Port of Piraeus Container Throughput to rise by 20% during 2014

2014-04-17

We continue to see the Greek economy slowly emerging from its multi-year recession. It is moving in the right direction, but slowly. We're holding our forecasts unchanged from our last quarterly report. That means that after an estimated 4.4% GDP contraction in 2013 (the sixth consecutive year of recession) we finally see positive growth of 1.1% this year, rising to 1.8% in 2015 and levelling off at 1.4% in 2016.

We still see little scope for impetus from household, government, or business spending, all of which remain weakened by the long crisis. In contrast we believe the driver of the limited recovery that is underway is net exports. However this necessary rebalancing of the country's external trade performance is happening in a sub-optimal way. Much of the improvement in trade has come from the collapse in domestic demand rather than through a significant improvement in export competitiveness (although some inroads have been made in this area). By relying more on a drop in imports than competitiveness gains, Greece's longer-term growth trajectory will be adversely affected.

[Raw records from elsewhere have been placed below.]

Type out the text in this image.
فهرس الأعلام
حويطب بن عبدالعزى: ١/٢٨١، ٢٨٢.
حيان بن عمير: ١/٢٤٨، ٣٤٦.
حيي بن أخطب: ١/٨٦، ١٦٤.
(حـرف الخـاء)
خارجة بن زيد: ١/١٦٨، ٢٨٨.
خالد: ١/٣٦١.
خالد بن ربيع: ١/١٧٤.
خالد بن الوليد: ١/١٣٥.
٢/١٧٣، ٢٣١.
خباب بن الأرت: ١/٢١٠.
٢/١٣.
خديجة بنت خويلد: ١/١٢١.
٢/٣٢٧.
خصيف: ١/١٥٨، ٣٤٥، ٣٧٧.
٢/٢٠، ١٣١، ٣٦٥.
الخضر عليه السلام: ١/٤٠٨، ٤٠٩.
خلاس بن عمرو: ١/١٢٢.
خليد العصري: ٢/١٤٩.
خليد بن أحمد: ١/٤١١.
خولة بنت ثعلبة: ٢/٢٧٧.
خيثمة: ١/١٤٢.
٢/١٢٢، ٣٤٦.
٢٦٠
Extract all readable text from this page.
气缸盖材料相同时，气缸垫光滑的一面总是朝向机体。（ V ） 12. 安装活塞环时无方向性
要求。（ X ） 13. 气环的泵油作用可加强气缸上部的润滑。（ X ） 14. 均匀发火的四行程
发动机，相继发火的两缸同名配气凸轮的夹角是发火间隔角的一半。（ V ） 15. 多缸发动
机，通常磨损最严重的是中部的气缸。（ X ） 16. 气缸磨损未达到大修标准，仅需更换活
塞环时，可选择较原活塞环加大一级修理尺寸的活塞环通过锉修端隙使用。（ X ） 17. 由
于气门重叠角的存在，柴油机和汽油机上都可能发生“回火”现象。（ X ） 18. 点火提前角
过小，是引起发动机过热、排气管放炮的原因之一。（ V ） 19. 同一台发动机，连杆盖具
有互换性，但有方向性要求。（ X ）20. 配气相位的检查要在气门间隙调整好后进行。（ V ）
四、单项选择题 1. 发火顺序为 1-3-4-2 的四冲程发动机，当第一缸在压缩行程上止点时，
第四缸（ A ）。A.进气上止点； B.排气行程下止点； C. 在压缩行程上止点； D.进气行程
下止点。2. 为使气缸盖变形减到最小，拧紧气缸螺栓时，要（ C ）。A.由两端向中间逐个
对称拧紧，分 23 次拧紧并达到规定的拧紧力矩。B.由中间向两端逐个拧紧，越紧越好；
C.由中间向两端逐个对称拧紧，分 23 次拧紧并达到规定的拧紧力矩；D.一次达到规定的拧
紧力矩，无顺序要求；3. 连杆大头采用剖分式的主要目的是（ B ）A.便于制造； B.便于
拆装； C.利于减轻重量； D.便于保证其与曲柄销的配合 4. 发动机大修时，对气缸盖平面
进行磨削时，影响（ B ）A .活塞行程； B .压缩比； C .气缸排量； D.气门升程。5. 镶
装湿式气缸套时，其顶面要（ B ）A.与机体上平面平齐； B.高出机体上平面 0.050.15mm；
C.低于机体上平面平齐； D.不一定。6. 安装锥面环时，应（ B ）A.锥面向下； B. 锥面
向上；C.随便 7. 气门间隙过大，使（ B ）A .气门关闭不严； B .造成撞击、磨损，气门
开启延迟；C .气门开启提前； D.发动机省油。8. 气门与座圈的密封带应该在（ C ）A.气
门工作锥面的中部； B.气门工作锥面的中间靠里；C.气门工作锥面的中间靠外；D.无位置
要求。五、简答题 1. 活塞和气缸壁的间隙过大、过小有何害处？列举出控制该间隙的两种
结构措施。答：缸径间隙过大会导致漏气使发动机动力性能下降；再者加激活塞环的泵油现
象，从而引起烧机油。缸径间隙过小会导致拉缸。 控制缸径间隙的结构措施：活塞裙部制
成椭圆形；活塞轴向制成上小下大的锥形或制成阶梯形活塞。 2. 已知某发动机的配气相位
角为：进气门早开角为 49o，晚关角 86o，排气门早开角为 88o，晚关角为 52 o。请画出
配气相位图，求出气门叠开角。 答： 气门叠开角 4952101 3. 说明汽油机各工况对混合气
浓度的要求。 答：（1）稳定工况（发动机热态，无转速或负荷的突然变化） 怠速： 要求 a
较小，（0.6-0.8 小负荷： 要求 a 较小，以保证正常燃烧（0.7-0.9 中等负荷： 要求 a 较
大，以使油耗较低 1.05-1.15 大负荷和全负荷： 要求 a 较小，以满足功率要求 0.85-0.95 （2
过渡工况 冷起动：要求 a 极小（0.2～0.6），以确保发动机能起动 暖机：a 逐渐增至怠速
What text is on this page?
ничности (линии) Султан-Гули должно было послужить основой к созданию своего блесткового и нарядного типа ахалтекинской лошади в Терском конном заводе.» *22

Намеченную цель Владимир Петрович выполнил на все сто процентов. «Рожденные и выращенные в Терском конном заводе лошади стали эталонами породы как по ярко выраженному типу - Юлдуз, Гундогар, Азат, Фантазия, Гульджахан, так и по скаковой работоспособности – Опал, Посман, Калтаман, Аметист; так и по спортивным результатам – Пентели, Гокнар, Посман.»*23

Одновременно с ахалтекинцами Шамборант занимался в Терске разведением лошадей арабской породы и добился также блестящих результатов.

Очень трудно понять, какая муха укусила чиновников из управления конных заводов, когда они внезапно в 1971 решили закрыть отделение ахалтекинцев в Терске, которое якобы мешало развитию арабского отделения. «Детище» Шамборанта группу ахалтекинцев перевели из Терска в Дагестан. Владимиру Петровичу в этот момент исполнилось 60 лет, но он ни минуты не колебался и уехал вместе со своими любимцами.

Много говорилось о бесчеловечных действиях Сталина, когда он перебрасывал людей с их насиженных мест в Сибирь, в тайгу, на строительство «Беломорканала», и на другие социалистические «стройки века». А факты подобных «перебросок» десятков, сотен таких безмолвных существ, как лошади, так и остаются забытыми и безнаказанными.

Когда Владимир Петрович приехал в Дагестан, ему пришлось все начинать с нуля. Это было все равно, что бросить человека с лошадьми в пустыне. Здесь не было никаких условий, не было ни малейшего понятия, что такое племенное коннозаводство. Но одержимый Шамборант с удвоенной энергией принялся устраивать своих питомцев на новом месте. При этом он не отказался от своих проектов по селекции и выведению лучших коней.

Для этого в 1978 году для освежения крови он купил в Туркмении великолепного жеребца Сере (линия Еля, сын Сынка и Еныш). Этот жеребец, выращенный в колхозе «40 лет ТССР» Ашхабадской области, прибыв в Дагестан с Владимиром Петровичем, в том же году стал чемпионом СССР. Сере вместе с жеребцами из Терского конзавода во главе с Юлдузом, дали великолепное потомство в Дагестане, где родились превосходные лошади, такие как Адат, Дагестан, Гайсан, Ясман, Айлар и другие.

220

Greece's outward-looking shipping sector continues to be partly protected from the full force of the domestic crash. European transit freight demand plays an important part in determining overall activity levels, as does investment in port facilities. Because of this the Port of Piraeus has been able to show yearon- year (y-o-y) gains in both tonnage and container traffic since 2011, despite falling Greek GDP. Indeed, we have raised our box traffic growth forecast for this year to an impressive 20%. The Port of Thessaloniki, which has lacked the benefits of large new investment, has followed a rather more volatile path with some quite sharp contractions in volume in 2011 and 2013, and this year is set to achieve growth in only a 1%-2% range.

Headline Industry Data

* 2014 port of Piraeus tonnage throughput forecast to grow 7.8% to 16.685mn tonnes; over the medium term we project average annual growth of 5.7%.

* 2014 port of Piraeus container throughput forecast to grow 20.0% to 3.82mn twenty-foot equivalent units (TEUs); over the medium term we project annual average growth of 14.2%.

* Port of Thessaloniki tonnage to grow 1.8% to 13.211mn tonnes in 2014, and average 2.1% on the medium term

* Port of Thessaloniki box traffic to gain 1.5% in 2014 to 327,144 TEUs, and to average 2.0% annual growth in the period running up to 2018.

* 2014 total trade growth forecast at -0.7% a slower contraction than the -2.3% estimated for in 2013.